Privatisation Quadrille strikes up as Notts & Lincs NHS Trusts Chair Joins Lincs Local Economic Partnership

East Midlands Businesslink reports that Dean Fathers, Chair of both the Nottinghamshire Healthcare NHS Foundation Trust and United Lincolnshire Hospitals NHS Trust, has joined the Greater Lincolnshire Local Enterprise Partnership (LEP) board as a health sector expert.

Lincs STP_LEP
(This graphic correlates info about the Greater Lincs Local Economic Partnership with the Lincolnshire Sustainability and Transformation Partnership. Source: NHS Confederation)

This is part of the stealth privatisation of the NHS by Sustainability and Transformation Partnerships (STPs).

The government’s 2015 Spending Review settlement for the NHS committed the government to encouraging long-term partnerships with the private sector in a number of key areas including:

  • development of new models of care including Accountable Care Organisations
  • the upgrade of diagnostic capabilities
  • hospital groups and acute care collaborations.

When the current West Yorkshire & Harrogate Sustainability and Transformation Plan leader Rob Webster was still Chief Executive of the NHS Confederation he put his name to a Report: Capital, capacity and capability – Independent sector providers helping to develop a strong Sustainability and Transformation Plan.

The NHS Confederation represents organisations working in the NHS,  including the NHS Partners Network –  a powerful and influential lobby group of private healthcare companies which is at the heart of the corporate rip off of the NHS and a trustee on the NHS Confederation Board.

Partnership: code for “privatisation”

privatisation quadrille
Partnership between Local Economic Partnerships and Sustainability and Transformation Partnerships means NHS privatisation by stealth

The joint NHS Confederation/NHS Partners Network report announced:

“As has been acknowledged in the initial [STP] guidance, the independent sector should play a key role in helping individual footprints to meet the stated requirements for STPs and in ensuring the plans are effectively delivered…
“[Y]our partners in the independent sector can provide vital support as STPs are developed: providing crucial access to capital, capacity and capability and helping to make local services sustainable.
The STP development process is a great opportunity to strengthen and broaden these partnerships and leverage the capital, capacity and capability which the independent sector offers.”

This initial report has been followed up by a June 2017 Briefing on Local Growth and the NHS which focusses on how:

“Successive governments’ focus on local growth is leading to radical changes in the planning, financing and provision of public services.”

The radical changes it refers to – without naming- are public spending cuts and privatisation.

The June 2017 NHS Confederation briefing explains how the government’s economic localisation agenda – caustically known by us Northern plebs as the “Northern Poorhouse”- is playing out with such schemes as City Deals, Local Growth Deals ( negotiated with central government to decide how much each local enterprise partnership (LEP) in England would receive from the Local Growth Fund (approx £2bn per annum) and in what areas the money would be spent) and Devolution Deals.

Midlands Engine  is the Midlands equivalent of the government’s Northern Poorhouse scheme.

Plentiful “risk based” local private capital funding  can bridge Sustainability and Transformation Plans’ massive capital funding “gap”

Under the heading, “Growing local economies”, the NHS Confederation’s Local Growth programme  says that:

“The NHS has a significant role to play in driving growth within local economies.

“By aligning organisational strategies with local growth priorities, NHS organisations can open themselves up to exciting new actors and funding sources that can help achieve their aims.”

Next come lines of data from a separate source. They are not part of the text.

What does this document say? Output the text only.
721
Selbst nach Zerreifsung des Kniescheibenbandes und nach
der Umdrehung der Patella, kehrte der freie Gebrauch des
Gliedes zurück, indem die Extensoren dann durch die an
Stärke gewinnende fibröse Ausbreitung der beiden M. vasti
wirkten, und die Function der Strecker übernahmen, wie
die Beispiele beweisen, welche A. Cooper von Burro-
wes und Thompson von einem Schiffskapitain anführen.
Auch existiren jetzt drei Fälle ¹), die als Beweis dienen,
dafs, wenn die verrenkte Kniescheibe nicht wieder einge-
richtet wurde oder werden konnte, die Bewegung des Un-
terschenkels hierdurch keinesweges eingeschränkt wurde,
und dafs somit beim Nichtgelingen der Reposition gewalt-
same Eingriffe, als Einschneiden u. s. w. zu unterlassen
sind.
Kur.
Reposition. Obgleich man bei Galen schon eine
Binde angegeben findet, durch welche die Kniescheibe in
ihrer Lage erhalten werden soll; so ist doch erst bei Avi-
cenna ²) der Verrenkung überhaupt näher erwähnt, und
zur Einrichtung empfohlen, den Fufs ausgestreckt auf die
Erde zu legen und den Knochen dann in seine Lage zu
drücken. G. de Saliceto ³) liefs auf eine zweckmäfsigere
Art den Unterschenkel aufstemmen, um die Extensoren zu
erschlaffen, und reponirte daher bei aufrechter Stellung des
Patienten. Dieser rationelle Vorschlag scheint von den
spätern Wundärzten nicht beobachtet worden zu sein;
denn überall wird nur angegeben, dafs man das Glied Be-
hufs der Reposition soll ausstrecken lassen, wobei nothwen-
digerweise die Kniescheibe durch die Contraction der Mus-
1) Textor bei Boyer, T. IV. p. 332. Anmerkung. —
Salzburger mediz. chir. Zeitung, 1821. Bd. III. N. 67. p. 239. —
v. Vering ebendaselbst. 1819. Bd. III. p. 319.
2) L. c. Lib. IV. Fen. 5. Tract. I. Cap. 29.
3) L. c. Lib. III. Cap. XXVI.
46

For good measure the NHS Confederation defines itself as:

“the only body directly helping health economies to engage with their local leaders of growth”

An article in the Health Services Journal by the NHS Confederation’s NHS Local Growth Adviser – who promotes himself on twitter as “Supporting NHS organisations (and now universities) to influence local economic development” – claims that the shortage of public capital funding for the NHS doesn’t matter because plentiful “risk based” local private capital funding is available and can bridge Sustainability and Transformation Plans’ massive capital funding “gap”.

In the Autumn the NHS Local Growth Programme  is setting up a so-called Local Growth Academy . This is its pitch to NHS organisations:

“With capital finance in the NHS severely constrained yet critical to realising the ambitions of STPs and other local plans, this development is very timely and will help NHS organisations understand where and how to access the new and emerging finance mechanisms that will determine local infrastructure planning.”

We don’t have much time to catch the NHS before it falls down the privatisation partnerships rabbit hole!